Gene-centric analysis is commonly used to chart the structure, function, and activity of microbial communities in natural and engineered environments. A common approach is to create custom ad hoc reference marker gene sets, but these come with the typical disadvantages of inaccuracy and limited utility beyond assigning query sequences taxonomic labels. The Tree-based Sensitive and Accurate Phylogenetic Profiler (TreeSAPP) software package standardizes analysis of phylogenetic and functional marker genes and improves predictive performance using a classification algorithm that leverages information-rich reference packages consisting of a multiple sequence alignment, a profile hidden Markov model, taxonomic lineage information, and a phylogenetic tree. Here, we provide a set of protocols that link the various analysis modules in TreeSAPP into a coherent process that both informs and directs the user experience. This workflow, initiated from a collection of candidate reference sequences, progresses through construction and refinement of a reference package to marker identification and normalized relative abundance calculations for homologous sequences in metagenomic and metatranscriptomic datasets. The alpha subunit of methyl-coenzyme M reductase (McrA) involved in biological methane cycling is presented as a use case given its dual role as a phylogenetic and functional marker gene driving an ecologically relevant process. These protocols fill several gaps in prior TreeSAPP documentation and provide best practices for reference package construction and refinement, including manual curation steps from trusted sources in support of reproducible gene-centric analysis. © 2023 The Authors. Current Protocols published by Wiley Periodicals LLC. Basic Protocol 1: Creating reference packages Support Protocol 1: Installing TreeSAPP Support Protocol 2: Annotating traits within a phylogenetic context Basic Protocol 2: Updating reference packages Basic Protocol 3: Calculating relative abundance of genes in metagenomic and metatranscriptomic datasets.
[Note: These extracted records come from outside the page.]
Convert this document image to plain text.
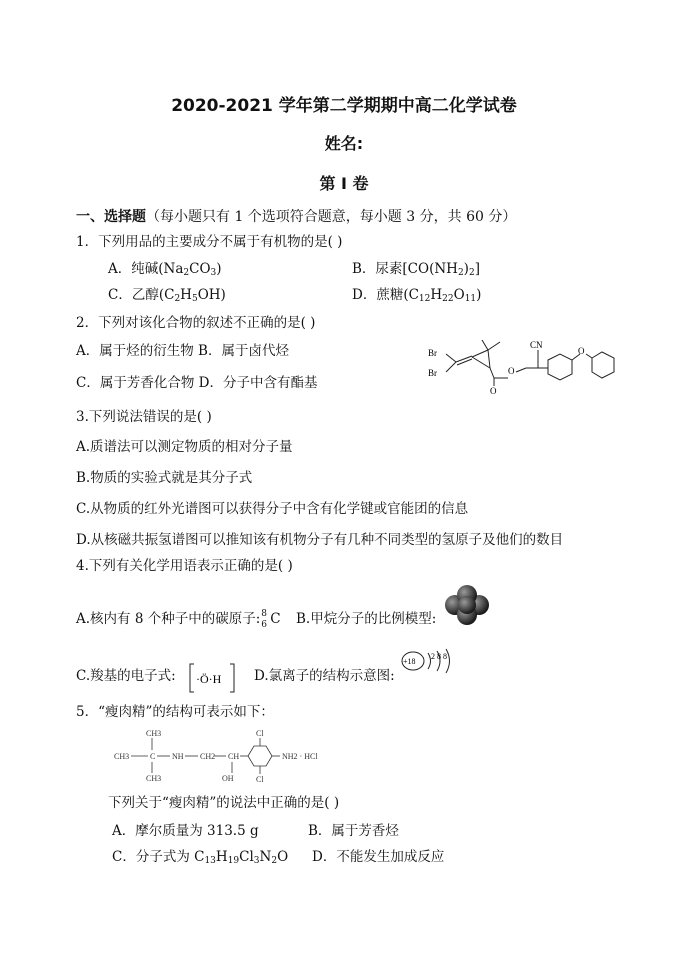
2020-2021 学年第二学期期中高二化学试卷
姓名:
第 I 卷
一、选择题（每小题只有 1 个选项符合题意，每小题 3 分，共 60 分）
1．下列用品的主要成分不属于有机物的是( )
A．纯碱$(Na_2CO_3)$	B．尿素$[CO(NH_2)_2]$
C．乙醇$(C_2H_5OH)$	D．蔗糖$(C_{12}H_{22}O_{11})$
2．下列对该化合物的叙述不正确的是( )
A．属于烃的衍生物 B．属于卤代烃
C．属于芳香化合物 D．分子中含有酯基
Br
Br
O
O
CN
O
3.下列说法错误的是( )
A.质谱法可以测定物质的相对分子量
B.物质的实验式就是其分子式
C.从物质的红外光谱图可以获得分子中含有化学键或官能团的信息
D.从核磁共振氢谱图可以推知该有机物分子有几种不同类型的氢原子及他们的数目
4.下列有关化学用语表示正确的是( )
A.核内有 8 个种子中的碳原子: 8
6 C B.甲烷分子的比例模型:
C.羧基的电子式: ·Ö·H D.氯离子的结构示意图:
+18
2 8 8
5．“瘦肉精”的结构可表示如下：
CH3
CH3	C
CH3
NH CH2 CH
OH
Cl
Cl
NH2 · HCl
下列关于“瘦肉精”的说法中正确的是( )
A．摩尔质量为 313.5 g	B．属于芳香烃
C．分子式为 $C_{13}H_{19}Cl_3N_2O$ D．不能发生加成反应
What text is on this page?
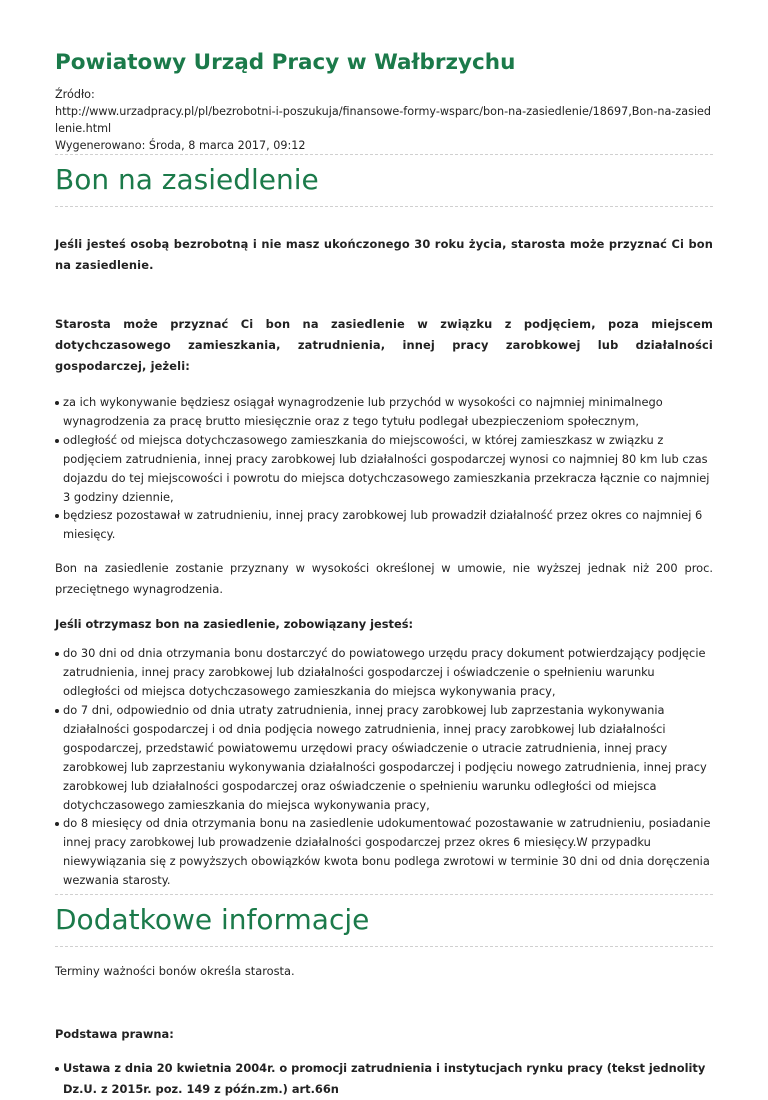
Powiatowy Urząd Pracy w Wałbrzychu
Źródło:
http://www.urzadpracy.pl/pl/bezrobotni-i-poszukuja/finansowe-formy-wsparc/bon-na-zasiedlenie/18697,Bon-na-zasiedlenie.html
Wygenerowano: Środa, 8 marca 2017, 09:12
Bon na zasiedlenie

Jeśli jesteś osobą bezrobotną i nie masz ukończonego 30 roku życia, starosta może przyznać Ci bon na zasiedlenie.

Starosta może przyznać Ci bon na zasiedlenie w związku z podjęciem, poza miejscem dotychczasowego zamieszkania, zatrudnienia, innej pracy zarobkowej lub działalności gospodarczej, jeżeli:

za ich wykonywanie będziesz osiągał wynagrodzenie lub przychód w wysokości co najmniej minimalnego wynagrodzenia za pracę brutto miesięcznie oraz z tego tytułu podlegał ubezpieczeniom społecznym,
odległość od miejsca dotychczasowego zamieszkania do miejscowości, w której zamieszkasz w związku z podjęciem zatrudnienia, innej pracy zarobkowej lub działalności gospodarczej wynosi co najmniej 80 km lub czas dojazdu do tej miejscowości i powrotu do miejsca dotychczasowego zamieszkania przekracza łącznie co najmniej 3 godziny dziennie,
będziesz pozostawał w zatrudnieniu, innej pracy zarobkowej lub prowadził działalność przez okres co najmniej 6 miesięcy.

Bon na zasiedlenie zostanie przyznany w wysokości określonej w umowie, nie wyższej jednak niż 200 proc. przeciętnego wynagrodzenia.

Jeśli otrzymasz bon na zasiedlenie, zobowiązany jesteś:

do 30 dni od dnia otrzymania bonu dostarczyć do powiatowego urzędu pracy dokument potwierdzający podjęcie zatrudnienia, innej pracy zarobkowej lub działalności gospodarczej i oświadczenie o spełnieniu warunku odległości od miejsca dotychczasowego zamieszkania do miejsca wykonywania pracy,
do 7 dni, odpowiednio od dnia utraty zatrudnienia, innej pracy zarobkowej lub zaprzestania wykonywania działalności gospodarczej i od dnia podjęcia nowego zatrudnienia, innej pracy zarobkowej lub działalności gospodarczej, przedstawić powiatowemu urzędowi pracy oświadczenie o utracie zatrudnienia, innej pracy zarobkowej lub zaprzestaniu wykonywania działalności gospodarczej i podjęciu nowego zatrudnienia, innej pracy zarobkowej lub działalności gospodarczej oraz oświadczenie o spełnieniu warunku odległości od miejsca dotychczasowego zamieszkania do miejsca wykonywania pracy,
do 8 miesięcy od dnia otrzymania bonu na zasiedlenie udokumentować pozostawanie w zatrudnieniu, posiadanie innej pracy zarobkowej lub prowadzenie działalności gospodarczej przez okres 6 miesięcy.W przypadku niewywiązania się z powyższych obowiązków kwota bonu podlega zwrotowi w terminie 30 dni od dnia doręczenia wezwania starosty.
Dodatkowe informacje

Terminy ważności bonów określa starosta.

Podstawa prawna:

Ustawa z dnia 20 kwietnia 2004r. o promocji zatrudnienia i instytucjach rynku pracy (tekst jednolity Dz.U. z 2015r. poz. 149 z późn.zm.) art.66n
基因中心分析常用于绘制自然和工程环境中微生物群落的结构、功能和活性图。一种常见的方法是创建自定义的特定参考标记基因集,但这些方法存在典型的缺陷,即准确性不高,而且在为查询序列分配分类标签之外的用途有限。基于树的敏感且准确的系统发育分析器(TreeSAPP)软件包通过使用分类算法来标准化系统发育和功能标记基因的分析,该算法利用由多重序列比对、隐马尔可夫模型、分类线系信息和系统发育树组成的信息丰富的参考包来提高预测性能。在这里,我们提供了一组协议,将 TreeSAPP 中的各种分析模块链接成一个连贯的过程,为用户提供信息并指导用户体验。该工作流程从候选参考序列集开始,通过构建和完善参考包,到鉴定标记基因和计算宏基因组和宏转录组数据集中同源序列的归一化相对丰度,逐步进行。参与生物甲烷循环的甲基辅酶 M 还原酶(McrA)的α亚基被用作一个用例,因为它既是系统发育标记基因,也是驱动生态相关过程的功能标记基因。这些协议填补了之前 TreeSAPP 文档中的几个空白,并提供了参考包构建和完善的最佳实践,包括来自可信来源的手动策展步骤,以支持可重复的基因中心分析。 © 2023 作者。 Wiley 期刊出版公司出版的《当代协议》。 基本方案 1:创建参考包 支持方案 1:安装 TreeSAPP 支持方案 2:在系统发育背景下注释特征 基本方案 2:更新参考包 基本方案 3:计算宏基因组和宏转录组数据集中基因的相对丰度。